Solutions multiples en convection thermique de
fluide binaire

F. Joly, G. Labrosse, en collaboration avec P. Vasseur 1

Objet
Depuis les travaux de Ludwig [1] et Soret [2], il est connu qu'un mélange binaire soumis a un gradient thermique cesse d'être homogène en composition. En 1938, Clusius et Dickel [3] songent a utiliser ce phénomène pour la séparation compositionnelle, et Furry, Jones et Onsager [4], l'année suivante, dérivent un modèle afin de prédire la séparation compositionnelle dans une colonne. Ce modèle, fondé sur l'hypothèse d'un écoulement parallèle et stationnaire, fait encore autorité dans le domaine. Nous présentons ici des résultats montrant que l'écoulement parallèle peut ne pas être solution du problème.
 

Description
La configuration physique étudiée est un fluide binaire remplissant une cavité de rapport d'aspect A = 4, soumise à des flux de chaleurs constants sur ses parois verticales, alors que les parois horizontales sont adiabatiques. Nous pouvons décrire ce phénomène par 5 nombres sans dimension, à savoir le nombre de Rayleigh Ra, le nombre de Prandtl Pr, le rapport d'aspect de la cavité A , le nombre de Lewis Le et le paramètre de séparation j. Le nombre de Lewis est le rapport des diffusivités thermiques et solutales, et le paramètre de séparation est le rapport des poussées d'Archimède solutales et thermiques. Nous nous intéressons ici au cas ou la poussée d'Archimède solutale est opposée a la poussée thermique, et supérieure en intensité.

Résultats et perspectives 
La figure 1 représente l'évolution de la fonction de courant en fonction du paramètre de séparation. Nous remarquons que pour des paramètres de séparation positifs, et légèrement négatifs, l'écoulement est parallèle. Cependant, au fur et à mesure que j devient négatif, l'écoulement se déforme, pour finalement se scinder en deux structures tricellulaires. En effet les diffusivités étant différentes, les couches limites ne s'établissent pas sur la même échelle d'espace. Ainsi, près des parois, la gradient solutal est plus important que le gradient thermique, et donc le fluide tourne dans le sens imposé par le soluté. Par contre, dans le coeur de la cavité, le fluide tourne dans le sens imposé par la température. Finalement, pour j suffisamment négatif, cette structure disparaît pour redonner un écoulement unicellulaire tournant dans le sens imposé par le soluté.


 
 

Figure 1: Fonction de courant au centre de la cavité en fonction de j pour Ra = 5000, Le = 10, Pr = 1 Figure 2 : Fonction de courant au centre de la cavité en fonction de Ra pour j = -2.8, Le = 10, Pr = 1

 

La figure 2 représente aussi l'évolution de la fonction de courant, mais en fonction du nombre de Rayleigh.  Dans un premier temps, nous remarquons que l'écoulement est monocellulaire, et tourne dans le sens imposé par le soluté. Cet écoulement se déstabilise vers un autre état pour lequel la densité est potentiellement déstabilisante. Il y a donc la possibilité d'avoir des instabilités de type Rayleigh Bénard. Nous observons alors la fracture de l'écoulement en deux structures tricellulaires. Cependant, en partant de conditions initiales appropriées, il est possible d'avoir des empilements de une, deux trois et même quatre de ces structures tricellulaires.

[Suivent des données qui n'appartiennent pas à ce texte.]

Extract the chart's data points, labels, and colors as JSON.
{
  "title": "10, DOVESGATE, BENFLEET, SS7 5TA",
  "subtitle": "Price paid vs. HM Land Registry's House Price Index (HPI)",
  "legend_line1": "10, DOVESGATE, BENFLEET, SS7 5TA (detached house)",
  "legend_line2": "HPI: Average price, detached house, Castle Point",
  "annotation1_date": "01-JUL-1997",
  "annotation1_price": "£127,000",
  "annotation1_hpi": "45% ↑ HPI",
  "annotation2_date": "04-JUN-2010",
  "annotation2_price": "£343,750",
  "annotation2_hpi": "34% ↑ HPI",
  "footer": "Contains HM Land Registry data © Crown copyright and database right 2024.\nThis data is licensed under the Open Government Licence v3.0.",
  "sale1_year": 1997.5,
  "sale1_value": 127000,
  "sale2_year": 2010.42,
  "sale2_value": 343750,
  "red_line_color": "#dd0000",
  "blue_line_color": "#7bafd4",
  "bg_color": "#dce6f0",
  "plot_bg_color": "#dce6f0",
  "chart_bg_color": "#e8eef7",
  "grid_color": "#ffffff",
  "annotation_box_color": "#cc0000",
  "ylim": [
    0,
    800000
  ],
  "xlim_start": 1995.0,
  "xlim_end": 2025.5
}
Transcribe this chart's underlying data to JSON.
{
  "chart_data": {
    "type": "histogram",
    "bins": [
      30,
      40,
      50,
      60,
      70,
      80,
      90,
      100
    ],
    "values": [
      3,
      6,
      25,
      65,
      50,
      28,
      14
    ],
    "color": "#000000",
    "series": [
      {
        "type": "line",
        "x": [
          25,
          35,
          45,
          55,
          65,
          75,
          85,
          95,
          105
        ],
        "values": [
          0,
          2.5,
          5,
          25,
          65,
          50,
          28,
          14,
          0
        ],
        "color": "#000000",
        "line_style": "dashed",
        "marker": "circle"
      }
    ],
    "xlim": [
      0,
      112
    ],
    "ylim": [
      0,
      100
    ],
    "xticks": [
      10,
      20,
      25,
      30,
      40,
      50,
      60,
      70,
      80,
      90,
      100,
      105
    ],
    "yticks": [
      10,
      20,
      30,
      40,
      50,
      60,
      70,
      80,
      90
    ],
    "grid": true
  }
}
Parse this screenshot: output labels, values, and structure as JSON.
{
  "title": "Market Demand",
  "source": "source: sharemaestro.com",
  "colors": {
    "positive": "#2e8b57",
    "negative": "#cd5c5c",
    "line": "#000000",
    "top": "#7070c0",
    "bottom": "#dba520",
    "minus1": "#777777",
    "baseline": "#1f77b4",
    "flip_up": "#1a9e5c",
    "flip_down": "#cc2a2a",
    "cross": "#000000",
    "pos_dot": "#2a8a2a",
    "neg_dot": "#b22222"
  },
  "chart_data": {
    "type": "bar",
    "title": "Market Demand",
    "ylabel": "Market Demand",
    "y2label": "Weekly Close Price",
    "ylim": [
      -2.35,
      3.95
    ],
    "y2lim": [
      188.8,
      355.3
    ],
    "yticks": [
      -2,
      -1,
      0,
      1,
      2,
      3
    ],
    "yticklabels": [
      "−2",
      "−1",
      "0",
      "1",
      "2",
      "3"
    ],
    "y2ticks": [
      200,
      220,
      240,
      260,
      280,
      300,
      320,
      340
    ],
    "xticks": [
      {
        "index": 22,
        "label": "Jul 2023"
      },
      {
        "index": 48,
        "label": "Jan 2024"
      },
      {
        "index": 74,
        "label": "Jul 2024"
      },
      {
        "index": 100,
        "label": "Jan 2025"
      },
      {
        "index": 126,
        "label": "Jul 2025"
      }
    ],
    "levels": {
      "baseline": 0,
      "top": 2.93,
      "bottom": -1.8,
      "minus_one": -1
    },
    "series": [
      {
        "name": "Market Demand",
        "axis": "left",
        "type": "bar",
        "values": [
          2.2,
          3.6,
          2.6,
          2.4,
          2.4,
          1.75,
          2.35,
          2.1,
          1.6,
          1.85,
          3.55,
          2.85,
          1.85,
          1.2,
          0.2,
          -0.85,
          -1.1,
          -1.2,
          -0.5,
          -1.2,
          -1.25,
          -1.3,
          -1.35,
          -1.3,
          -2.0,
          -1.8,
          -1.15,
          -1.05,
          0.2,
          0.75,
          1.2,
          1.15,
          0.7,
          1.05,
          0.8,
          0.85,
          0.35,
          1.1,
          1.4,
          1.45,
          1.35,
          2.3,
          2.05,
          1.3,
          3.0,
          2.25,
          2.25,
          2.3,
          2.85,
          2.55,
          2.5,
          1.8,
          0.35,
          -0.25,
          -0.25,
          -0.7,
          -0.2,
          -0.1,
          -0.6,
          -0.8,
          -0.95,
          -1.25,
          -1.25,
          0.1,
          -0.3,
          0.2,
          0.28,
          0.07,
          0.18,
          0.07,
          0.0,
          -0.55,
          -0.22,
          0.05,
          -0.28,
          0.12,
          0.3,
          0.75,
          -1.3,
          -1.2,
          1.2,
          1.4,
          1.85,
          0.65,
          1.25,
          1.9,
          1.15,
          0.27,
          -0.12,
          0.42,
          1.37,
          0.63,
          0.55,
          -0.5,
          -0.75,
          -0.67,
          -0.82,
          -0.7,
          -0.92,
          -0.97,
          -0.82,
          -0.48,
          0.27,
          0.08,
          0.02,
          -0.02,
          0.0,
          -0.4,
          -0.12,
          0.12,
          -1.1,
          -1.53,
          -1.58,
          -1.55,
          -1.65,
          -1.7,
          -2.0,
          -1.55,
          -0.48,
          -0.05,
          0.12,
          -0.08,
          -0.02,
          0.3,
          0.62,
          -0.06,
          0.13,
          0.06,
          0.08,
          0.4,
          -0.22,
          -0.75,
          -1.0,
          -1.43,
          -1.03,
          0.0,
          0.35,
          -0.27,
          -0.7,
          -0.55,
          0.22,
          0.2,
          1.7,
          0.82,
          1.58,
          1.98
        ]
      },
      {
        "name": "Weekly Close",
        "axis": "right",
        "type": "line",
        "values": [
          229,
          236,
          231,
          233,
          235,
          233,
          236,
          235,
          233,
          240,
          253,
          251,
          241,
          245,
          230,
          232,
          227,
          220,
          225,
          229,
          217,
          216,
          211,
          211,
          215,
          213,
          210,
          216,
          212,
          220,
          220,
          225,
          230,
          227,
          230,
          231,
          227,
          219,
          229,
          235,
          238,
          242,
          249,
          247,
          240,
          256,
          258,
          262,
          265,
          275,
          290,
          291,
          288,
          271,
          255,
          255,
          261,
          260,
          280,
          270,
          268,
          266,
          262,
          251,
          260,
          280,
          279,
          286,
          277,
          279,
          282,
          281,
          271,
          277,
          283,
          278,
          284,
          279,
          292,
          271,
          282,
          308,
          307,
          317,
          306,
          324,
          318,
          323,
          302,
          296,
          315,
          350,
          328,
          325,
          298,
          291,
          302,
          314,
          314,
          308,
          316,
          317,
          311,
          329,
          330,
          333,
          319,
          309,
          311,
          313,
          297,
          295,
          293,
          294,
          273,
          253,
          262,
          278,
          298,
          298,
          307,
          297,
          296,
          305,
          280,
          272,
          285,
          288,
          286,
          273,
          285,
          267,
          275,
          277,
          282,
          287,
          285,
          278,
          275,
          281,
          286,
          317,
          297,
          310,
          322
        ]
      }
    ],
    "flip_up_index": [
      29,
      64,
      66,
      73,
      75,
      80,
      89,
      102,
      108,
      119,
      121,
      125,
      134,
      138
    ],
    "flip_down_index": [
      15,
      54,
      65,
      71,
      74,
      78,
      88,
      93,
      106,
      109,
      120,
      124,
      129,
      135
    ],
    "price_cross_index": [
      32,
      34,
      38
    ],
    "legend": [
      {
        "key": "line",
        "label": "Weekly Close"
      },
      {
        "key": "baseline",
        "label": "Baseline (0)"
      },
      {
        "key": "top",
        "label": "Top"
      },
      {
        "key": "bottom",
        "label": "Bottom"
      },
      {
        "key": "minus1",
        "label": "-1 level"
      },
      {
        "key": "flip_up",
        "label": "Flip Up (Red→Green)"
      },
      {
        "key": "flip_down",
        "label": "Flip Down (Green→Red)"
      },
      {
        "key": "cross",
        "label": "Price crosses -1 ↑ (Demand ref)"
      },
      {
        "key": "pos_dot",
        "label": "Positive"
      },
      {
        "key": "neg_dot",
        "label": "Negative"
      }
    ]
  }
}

Il est intéressant de noter que pour un même ensemble de paramètres, il peut exister plusieurs solutions stables. Les figures 3 et 4 illustrent un tel cas pour j = -2.8, Le = 10, Pr = 1 et Ra =40 000. Outre les structures précédemment décrites, nous remarquons la possibilité d'une brisure de symétrie, le symétrique étant aussi solution.
Figure 3 : Solutions multiples pour j = -2.8, Le = 10, Pr = 1 et Ra = 5000 Figure 4 : Solutions multiples pour j = -2.8, Le = 10, Pr = 1 et Ra = 40000

 Références
[1] Ludwig C.: "Diffusion zwischen ungleich erwärmten Orten gleich Zusammengesetz Losungen'', Akad. Wiss. Wien, Math Naturwiss, 20, p.359 (1856).
[2] Soret Ch. : "Sur l'état d'équilibre que prend, du point de vue de sa concentration, une dissolution saline primitivement homogène, dont deux parties sont portées à des températures différentes'', Arch. Sci. Phys. Nat. Genève 2, p. 48-61 (1879).

[3] Clusius K., Dickel G. : "Neues Verfahren zur Gasenmischung und Isotroprennung'', Naturwisse, 6, p. 546 (1938).

[4] Furry W.H., Jones R.C. Onsager L. : "On the theory of isotope separation by thermal diffusion" Phys. Rev., 55, p.1083 (1939).